By and large, however, Eric Zemmour is exactly right about what is happening in Central Europe. Many thanks to Ava Lon for the translation, and to Vlad Tepes for the subtitling:
|00:00||You are watching RTL, RTL morning|
|00:04||“We don’t necessarily agree.”|
|00:08||“We don’t necessarily agree” this morning with Eric Zemmour. —Good morning, Eric. —Good morning.|
|00:12||In the Czech Republic the elections gave a large victory to a populist movement,|
|00:16||which happened after a victory for a Right very much to the right, in Austria.|
|00:20||This is called “a series”. The Czech Republic happens after Austria, which happens after|
|00:24||Poland, which happens after Slovakia, which happens after Hungary. The same elections|
|00:28||that revolved around the question of migration and Islam. The same victory|
|00:32||of a Right that rejects them [migration & Islam] without doubts and guilt. The same rapprochement|
|00:37||with a right wing that doesn’t care about all the taboos resulting from WW2.|
|00:41||The same loggerhead with the Brussels Commission that denounces attacks against the rule of law.|
|00:45||The same contempt of the European media for the populists.|
|00:49||The same moral lessons given by French and German leaders.|
|00:53||But words became meaningless. We think they are hostile towards liberalism.|
|00:57||We call them “illiberals”, but in reality they are even more|
|01:01||for the free market because they did know the damages of the communist system.|
|01:05||They are being called “Euro-sceptic”, but they are even more in favor|
|01:10||of Europe, because their entrance into the EU automatically gave them the right|
|01:14||to slide under American umbrella. One could reproach them for it,|
|01:18||but they are less hypocritical than the Westerners who do|
|01:22||also think that European defense is called NATO. Those people reject|
|01:26||a liberalism which would be systematically libertarian, as has been the case in France|
|01:30||since May ’68. They also refuse European institutions that|
|01:34||impose… that would impose a quota of migrants|
|01:38||or gay marriage. The joy of diversity that forms the happiness of France,|
|01:42||of Germany, and of England doesn’t tempt them. They want|
|01:46||neither the mosques nor the jihad. Their parents lived under the communist boot.|
|01:50||The Hungarians and the Czechs saw Russian tanks|
|01:54||on the streets. The Poles were threatened with them and the Austrians were|
|01:58||forced into a cautious and fearful neutrality. They know the price|
|02:02||of national independence, and they don’t wish to replace Moscow with Brussels.|
|02:07||History, in your opinion, explains those seemingly similar political behaviors?|
|02:11||Yes, history, like politics, unites them. All those countries|
|02:15||were, before the War of 1914, part of the same Habsburg Empire.|
|02:19||They saw its glory and the decline.

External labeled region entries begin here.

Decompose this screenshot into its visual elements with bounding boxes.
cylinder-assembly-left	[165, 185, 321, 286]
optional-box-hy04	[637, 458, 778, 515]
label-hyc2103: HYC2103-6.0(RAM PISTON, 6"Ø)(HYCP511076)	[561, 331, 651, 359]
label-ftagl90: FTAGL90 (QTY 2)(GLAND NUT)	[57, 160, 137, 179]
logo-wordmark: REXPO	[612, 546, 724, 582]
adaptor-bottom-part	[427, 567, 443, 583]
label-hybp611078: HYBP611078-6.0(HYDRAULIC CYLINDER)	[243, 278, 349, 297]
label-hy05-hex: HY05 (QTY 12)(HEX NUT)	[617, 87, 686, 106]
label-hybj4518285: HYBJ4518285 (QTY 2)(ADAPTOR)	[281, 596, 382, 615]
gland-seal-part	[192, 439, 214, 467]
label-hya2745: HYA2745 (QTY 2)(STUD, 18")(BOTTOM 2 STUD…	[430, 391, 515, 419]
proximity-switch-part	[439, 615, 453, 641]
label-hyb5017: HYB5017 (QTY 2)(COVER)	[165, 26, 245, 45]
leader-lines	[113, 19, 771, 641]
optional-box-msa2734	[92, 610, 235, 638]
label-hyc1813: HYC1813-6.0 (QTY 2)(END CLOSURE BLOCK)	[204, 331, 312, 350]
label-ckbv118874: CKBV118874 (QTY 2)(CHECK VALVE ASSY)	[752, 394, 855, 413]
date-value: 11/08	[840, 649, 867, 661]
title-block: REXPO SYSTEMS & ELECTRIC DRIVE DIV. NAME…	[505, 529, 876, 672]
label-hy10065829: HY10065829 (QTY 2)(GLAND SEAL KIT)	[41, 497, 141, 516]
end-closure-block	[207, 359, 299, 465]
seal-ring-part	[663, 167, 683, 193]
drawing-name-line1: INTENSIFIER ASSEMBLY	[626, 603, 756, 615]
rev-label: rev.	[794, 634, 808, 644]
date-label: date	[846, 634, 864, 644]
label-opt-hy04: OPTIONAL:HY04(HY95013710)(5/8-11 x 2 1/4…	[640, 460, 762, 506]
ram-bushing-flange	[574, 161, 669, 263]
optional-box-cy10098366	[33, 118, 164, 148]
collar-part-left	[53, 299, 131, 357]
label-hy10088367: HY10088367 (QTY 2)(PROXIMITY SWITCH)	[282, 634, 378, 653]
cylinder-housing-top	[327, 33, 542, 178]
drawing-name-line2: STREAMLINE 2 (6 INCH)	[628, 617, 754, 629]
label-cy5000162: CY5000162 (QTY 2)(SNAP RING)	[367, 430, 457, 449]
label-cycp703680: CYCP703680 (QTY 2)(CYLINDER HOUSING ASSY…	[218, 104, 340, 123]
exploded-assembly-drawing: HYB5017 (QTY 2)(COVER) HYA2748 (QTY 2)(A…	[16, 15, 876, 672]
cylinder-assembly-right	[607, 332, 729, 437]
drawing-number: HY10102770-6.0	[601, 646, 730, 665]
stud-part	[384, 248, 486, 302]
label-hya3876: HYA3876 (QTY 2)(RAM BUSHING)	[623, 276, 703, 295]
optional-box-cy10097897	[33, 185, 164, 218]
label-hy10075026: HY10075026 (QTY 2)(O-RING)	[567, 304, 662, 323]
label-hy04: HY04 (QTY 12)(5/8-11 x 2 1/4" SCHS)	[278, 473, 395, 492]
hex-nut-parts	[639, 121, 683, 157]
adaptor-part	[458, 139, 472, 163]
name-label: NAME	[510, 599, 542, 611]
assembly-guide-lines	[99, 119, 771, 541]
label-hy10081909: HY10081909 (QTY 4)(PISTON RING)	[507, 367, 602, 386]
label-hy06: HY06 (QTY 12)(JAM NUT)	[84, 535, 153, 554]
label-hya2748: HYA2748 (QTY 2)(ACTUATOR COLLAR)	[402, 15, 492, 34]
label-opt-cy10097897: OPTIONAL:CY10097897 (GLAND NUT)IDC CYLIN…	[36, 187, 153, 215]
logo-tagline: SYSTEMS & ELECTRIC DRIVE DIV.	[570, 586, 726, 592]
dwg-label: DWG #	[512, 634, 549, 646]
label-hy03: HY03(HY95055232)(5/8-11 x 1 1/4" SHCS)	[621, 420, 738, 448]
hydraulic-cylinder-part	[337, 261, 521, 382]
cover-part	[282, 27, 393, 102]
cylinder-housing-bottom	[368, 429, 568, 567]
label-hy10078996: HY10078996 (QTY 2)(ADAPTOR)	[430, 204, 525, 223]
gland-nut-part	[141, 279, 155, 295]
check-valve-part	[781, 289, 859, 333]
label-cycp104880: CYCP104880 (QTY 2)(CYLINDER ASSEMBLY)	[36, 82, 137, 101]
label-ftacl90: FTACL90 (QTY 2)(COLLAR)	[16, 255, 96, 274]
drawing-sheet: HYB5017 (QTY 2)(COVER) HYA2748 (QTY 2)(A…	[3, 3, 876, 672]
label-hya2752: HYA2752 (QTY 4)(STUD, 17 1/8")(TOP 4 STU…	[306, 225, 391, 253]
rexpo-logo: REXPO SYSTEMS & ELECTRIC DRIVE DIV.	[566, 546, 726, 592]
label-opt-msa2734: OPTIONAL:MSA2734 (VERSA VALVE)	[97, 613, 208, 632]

They underwent in 1930|
|02:23||the tragedy of the nations that had to live with minorities which couldn’t be assimilated.|
|02:27||The Germans in Czechoslovakia, or Hungarians in Romania. Those countries|
|02:31||found — at the same time as their sovereignty— the happiness of homogeneous nations,|
|02:35||where there’s confidence, because everyone the shares the same culture and the same history.|
|02:39||A history which crossed paths with Islam a long time ago. Unlike|
|02:43||France or Germany, Hungary was occupied for three centuries|
|02:48||by the Ottoman Empire. And Vienna went through two sieges, the last one|
|02:52||in 1683. At the time it was a European army|
|02:56||led by a Polish general [Polish King Jan III Sobieski] that pushed the Muslim invader away.|
|03:00||The French king, Louis XIV, didn’t lift a finger.|
|03:04||Three centuries: it was yesterday. —Eric Zemmour for “We don’t necessarily agree”.